Women on medication for attention deficit hyperactivity disorder (ADHD) should not stop treatment without consulting a doctor, say the authors of a new study examining pregnancy outcomes among women treated with ADHD medications.
Published today in CNS Drugs the study of 5,056 Australian (NSW) women and their newborns is the largest of its kind to assess the impact of ADHD and commonly prescribed stimulant medications (dexamphetamine or methylphenidate) on mothers and their babies born between 1994 and 2012.
The study led by the University of Sydney, assessed the impacts of ADHD and its treatment on outcomes including: spontaneous labour (normal vaginal delivery without medical intervention), caesarean delivery, active neonatal resuscitation, premature birth (before 37 weeks), and a 1-minute Apgar score less than seven (7 to 10 is normal).
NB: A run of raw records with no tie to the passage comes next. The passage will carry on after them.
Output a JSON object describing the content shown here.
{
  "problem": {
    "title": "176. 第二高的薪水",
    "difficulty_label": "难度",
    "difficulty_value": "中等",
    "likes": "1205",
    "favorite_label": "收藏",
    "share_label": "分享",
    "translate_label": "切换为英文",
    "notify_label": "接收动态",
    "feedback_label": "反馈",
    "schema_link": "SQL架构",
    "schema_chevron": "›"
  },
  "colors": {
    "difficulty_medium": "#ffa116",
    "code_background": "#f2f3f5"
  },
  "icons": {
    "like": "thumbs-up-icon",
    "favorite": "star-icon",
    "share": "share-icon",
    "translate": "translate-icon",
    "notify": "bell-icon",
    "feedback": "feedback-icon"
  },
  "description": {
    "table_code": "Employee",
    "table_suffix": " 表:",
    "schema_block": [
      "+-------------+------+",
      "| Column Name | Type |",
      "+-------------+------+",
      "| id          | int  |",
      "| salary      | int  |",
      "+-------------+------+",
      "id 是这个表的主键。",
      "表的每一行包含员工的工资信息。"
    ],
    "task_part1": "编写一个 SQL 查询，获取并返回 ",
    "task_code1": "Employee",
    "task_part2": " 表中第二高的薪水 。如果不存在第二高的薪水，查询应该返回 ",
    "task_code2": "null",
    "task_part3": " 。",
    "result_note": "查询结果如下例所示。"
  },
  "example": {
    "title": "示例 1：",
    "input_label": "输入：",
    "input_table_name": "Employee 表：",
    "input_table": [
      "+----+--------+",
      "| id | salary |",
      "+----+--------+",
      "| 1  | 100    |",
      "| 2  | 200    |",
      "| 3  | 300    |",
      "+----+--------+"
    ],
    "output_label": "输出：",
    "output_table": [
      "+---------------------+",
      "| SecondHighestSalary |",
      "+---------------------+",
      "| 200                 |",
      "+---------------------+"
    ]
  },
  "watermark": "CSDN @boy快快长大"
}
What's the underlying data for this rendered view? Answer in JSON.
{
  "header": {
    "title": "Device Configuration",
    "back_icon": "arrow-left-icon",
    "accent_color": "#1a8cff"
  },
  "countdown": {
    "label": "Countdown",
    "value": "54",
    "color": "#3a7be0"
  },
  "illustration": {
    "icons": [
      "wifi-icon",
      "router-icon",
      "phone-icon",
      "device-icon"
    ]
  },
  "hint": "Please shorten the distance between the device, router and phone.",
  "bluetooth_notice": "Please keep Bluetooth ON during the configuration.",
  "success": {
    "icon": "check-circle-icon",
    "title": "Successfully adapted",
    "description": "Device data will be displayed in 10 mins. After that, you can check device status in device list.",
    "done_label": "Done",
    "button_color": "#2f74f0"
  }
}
The researchers compared these outcomes in a control group, that is, the babies and pregnancy outcomes of women who did not have ADHD and who were not treated with medications for ADHD.
This meant the researchers could determine whether ADHD, its treatment with stimulant medication, or both might adversely affect pregnancy outcomes.
Women diagnosed with ADHD at any stage were 20 to 30 per cent more likely to have a caesarean delivery, and their babies had a similarly increased rate of needing support to start breathing or admission to a neonatal unit.
These increases even affected women (and their babies) who were not diagnosed or treated for ADHD until after giving birth, suggesting that ADHD itself is a significant predictor of adverse pregnancy and perinatal outcomes.
Women who were diagnosed with ADHD and treated with stimulant medications during childhood or pregnancy also had an elevated risk for pre-eclampsia (high blood pressure, protein in the urine and swelling), having a premature birth, or their baby having a lower than normal Apgar score (less than 7).
“These adverse outcomes were seen even in women not yet treated for ADHD and in women who stopped taking stimulant medication several years before becoming pregnant, suggesting that the increased risk isn’t caused by medication,” said the study’s lead author Alison Poulton, a paediatrician and senior lecturer at the University of Sydney.
“Based on the evidence of this study, the potential benefit of ceasing treatment for ADHD during pregnancy may be limited.”
ADHD is more prevalent in childhood but may persist into adult life or be first diagnosed in adults. It is estimated that ADHD affects 4.5 per cent of the adult population globally.
In New South Wales (NSW) adult ADHD became increasingly recognised and treated with stimulants during the last decade of the 20th century, with statewide prescription records showing a 27-fold increase from 1993 to 2003. The proportion of women among those treated with stimulants increased from 17 to 36 per cent over the same period. In NSW, Dexamphetamine was the prescribed drug in 60 per cent of cases.
The study linked and analysed data from two datasets: the NSW Pharmaceutical Drugs of Addiction System and the NSW Perinatal Data Collection (PDC). Linkage of these two datasets identified a cohort of 5,056 women treated with stimulants for ADHD from 1982-2012 who gave birth between 1994 and 2012. An untreated cohort of women who did not have NSW prescription records for stimulant medication were recruited by selecting at random from the PDC five women matching each treated woman by maternal age and infant year of birth.
Of 5056 women treated for ADHD with stimulant medication, 3351 (66.3 per cent) had stimulant treatment documented before the index pregnancy but not within 1 year before the expected date of delivery, 175 (3.5 per cent) had stimulant treatment before and possibly during pregnancy, and 1530 (30.2 per cent) had no stimulant treatment until after the index pregnancy.
Women in each treatment category were separately compared with all untreated women and odds ratios calculated for the perinatal outcomes using unconditional multiple logistic regression while adjusting for matching variables (baby’s year of birth and mother’s age) and the potential confounding effects of maternal age, parity, multiple pregnancy, cigarette smoking, pre-existing diabetes and hypertension.